There are other sections as well including OCSP and CRL locations. These two services involve managing certificate revocation. If a certificate key is known to be compromised or the certificate was issued in error, the certificate can be revoked – an indication that it is not valid and should not be trusted by any client. CRL or Certificate Revocation List is the legacy mechanism whereby a CA publishes a list of every certificate that was revoked, and clients must download and check the list. OCSP or Online Certificate Status Protocol is a more efficient variation where the status of just a specific certificate can be checked. OCSP stapling is a feature provided by some servers where the OCSP response is cached by the server and included with the certificate. Since the OCSP response is signed by the CA with the same certificate that signed the server cert, the client can trust it is valid and doesn’t have to make extra connections to validate the certificate.
Finally, the certificate is signed by the CA and this signature appears at the end along with an indication of the signing algorithm used so the client can confirm that the certificate has not been tampered with. The signature can be verified (with more math magic!) by checking the public key in the CA certificate. This process is repeated for every signing certificate until one is reached that exists in the client’s trusted certificate (or trusted root) store.

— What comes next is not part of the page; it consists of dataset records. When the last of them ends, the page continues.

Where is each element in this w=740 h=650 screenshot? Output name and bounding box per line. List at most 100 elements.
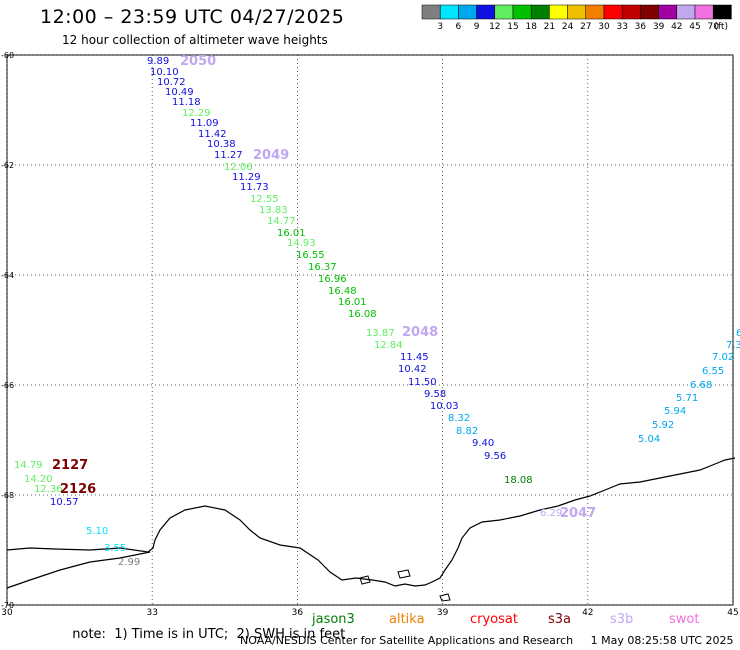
map-subtitle: 12 hour collection of altimeter wave hei… [62,33,328,47]
colorbar-swatch [439,4,459,20]
colorbar-tick-label: 27 [580,22,591,32]
coastline [6,457,736,602]
wave-height-value: 12.84 [374,340,403,351]
colorbar-tick-label: 42 [671,22,682,32]
track-id-label: 2050 [180,54,216,69]
wave-height-value: 16.48 [328,286,357,297]
wave-height-value: 11.42 [198,129,227,140]
satellite-swot: swot [669,612,700,627]
wave-height-value: 5.92 [652,420,674,431]
satellite-s3a: s3a [548,612,572,627]
wave-height-value: 6.68 [690,380,712,391]
wave-height-value: 10.57 [50,497,79,508]
satellite-jason3: jason3 [312,612,355,627]
wave-height-value: 8.32 [448,413,470,424]
colorbar-swatch [585,4,605,20]
colorbar-tick-label: 39 [653,22,665,32]
colorbar-swatch [458,4,477,20]
footer-note: note: 1) Time is in UTC; 2) SWH is in fe… [64,612,345,642]
lat-tick-label: -60 [1,51,14,60]
wave-height-value: 3.55 [104,543,126,554]
wave-height-value: 12.06 [224,162,253,173]
wave-height-value: 5.10 [86,526,108,537]
wave-height-value: 6 [736,328,740,339]
lon-tick-label: 42 [582,608,593,618]
wave-height-value: 14.20 [24,474,53,485]
wave-height-value: 6.55 [702,366,724,377]
colorbar-tick-label: 30 [598,22,610,32]
colorbar-tick-label: 15 [507,22,518,32]
lon-tick-label: 36 [292,608,304,618]
colorbar-swatch [567,4,587,20]
satellite-cryosat: cryosat [470,612,518,627]
track-id-label: 2047 [560,506,596,521]
colorbar-swatch [603,4,623,20]
map-grid: 30 33 36 39 42 45 -60 -62 -64 -66 -68 -70 [1,51,739,618]
wave-height-value: 14.93 [287,238,316,249]
page-title: 12:00 – 23:59 UTC 04/27/2025 [40,6,345,28]
wave-height-value: 7.3 [726,340,740,351]
track-id-label: 2127 [52,458,88,473]
wave-height-value: 12.29 [182,108,211,119]
wave-height-value: 10.38 [207,139,236,150]
wave-height-value: 11.50 [408,377,437,388]
wave-height-value: 5.94 [664,406,686,417]
coastline-west [6,551,151,589]
wave-height-value: 16.96 [318,274,347,285]
lat-tick-label: -62 [1,161,14,170]
track-id-label: 2126 [60,482,96,497]
lon-tick-label: 39 [437,608,449,618]
wave-height-value: 11.29 [232,172,261,183]
colorbar-swatch [476,4,496,20]
colorbar-swatch [694,4,714,20]
colorbar-swatch [512,4,532,20]
colorbar-tick-label: 36 [635,22,647,32]
wave-height-value: 10.03 [430,401,459,412]
colorbar-tick-label: 12 [489,22,500,32]
satellite-altika: altika [389,612,425,627]
lon-tick-label: 33 [146,608,157,618]
wave-height-value: 10.72 [157,77,186,88]
wave-height-value: 11.45 [400,352,429,363]
colorbar-swatch [421,4,441,20]
lat-tick-label: -66 [1,381,14,390]
lat-tick-label: -68 [1,491,14,500]
wave-height-value: 18.08 [504,475,533,486]
colorbar-tick-label: 33 [616,22,627,32]
lat-tick-label: -64 [1,271,14,280]
wave-height-value: 16.55 [296,250,325,261]
wave-height-value: 8.82 [456,426,478,437]
colorbar-unit: (ft) [714,22,728,32]
colorbar-swatch [621,4,641,20]
track-id-labels: 2050 2049 2048 2047 2127 2126 [52,54,596,521]
island-1 [397,569,411,579]
colorbar-tick-label: 70 [707,22,719,32]
wave-height-value: 16.01 [338,297,367,308]
colorbar-tick-label: 24 [562,22,574,32]
colorbar-swatch [530,4,550,20]
colorbar-swatch [494,4,514,20]
colorbar-swatch [549,4,568,20]
map-frame [6,54,734,606]
wave-height-value: 16.37 [308,262,337,273]
colorbar-tick-label: 6 [456,22,462,32]
colorbar-tick-label: 18 [525,22,537,32]
wave-height-value: 12.55 [250,194,279,205]
wave-height-value: 13.83 [259,205,288,216]
lon-tick-label: 45 [727,608,738,618]
wave-height-value: 2.99 [118,557,140,568]
island-3 [359,575,371,585]
wave-height-value: 16.08 [348,309,377,320]
credit-line: NOAA/NESDIS Center for Satellite Applica… [240,634,734,647]
wave-height-value: 6.29 [540,508,562,519]
wave-height-value: 10.10 [150,67,179,78]
satellite-s3b: s3b [610,612,634,627]
wave-height-value: 11.18 [172,97,201,108]
wave-height-value: 9.89 [147,56,169,67]
colorbar-swatch [658,4,678,20]
wave-height-value: 7.02 [712,352,734,363]
colorbar-tick-label: 45 [689,22,700,32]
wave-height-value: 12.36 [34,484,63,495]
wave-height-value: 9.40 [472,438,494,449]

This is known as the chain of trust and can, in theory, be arbitrarily long, though in practice there are usually no more than one or two intermediate CAs between the trusted root and the leaf certificate.
Its about trust
At the end of the day, all these technologies are about building and managing trust. Can you trust that the server you are talking to really is the one you want? Can you trust that the bank information you’re sending over the public internet is safe from modification or eavesdropping? Are you sure that email really is from John? Understanding how these technologies work can help you answer these questions. Though there is a lot of technical complexity involved, certificates are essentially just identity documents, not much different from a drivers license or passport. It is worth noting that while a certificate CAN tell you if the server you are connected to is named www.flightaware.com, it cannot tell you if that is the right server for tracking your aircraft. A nefarious actor could just as easily get a certificate for www.fightaware.com or www.flightwarez.com and if the certificate is valid, you’ll hear no complaints from your browser. Extended validation (EV) certificates, which show additional identity information, are one attempt at solving this problem, but they still ultimately rely on the end user knowing what the correct name should be. As the old Russian proverb goes: “доверяй, но проверяй” (Trust, but verify).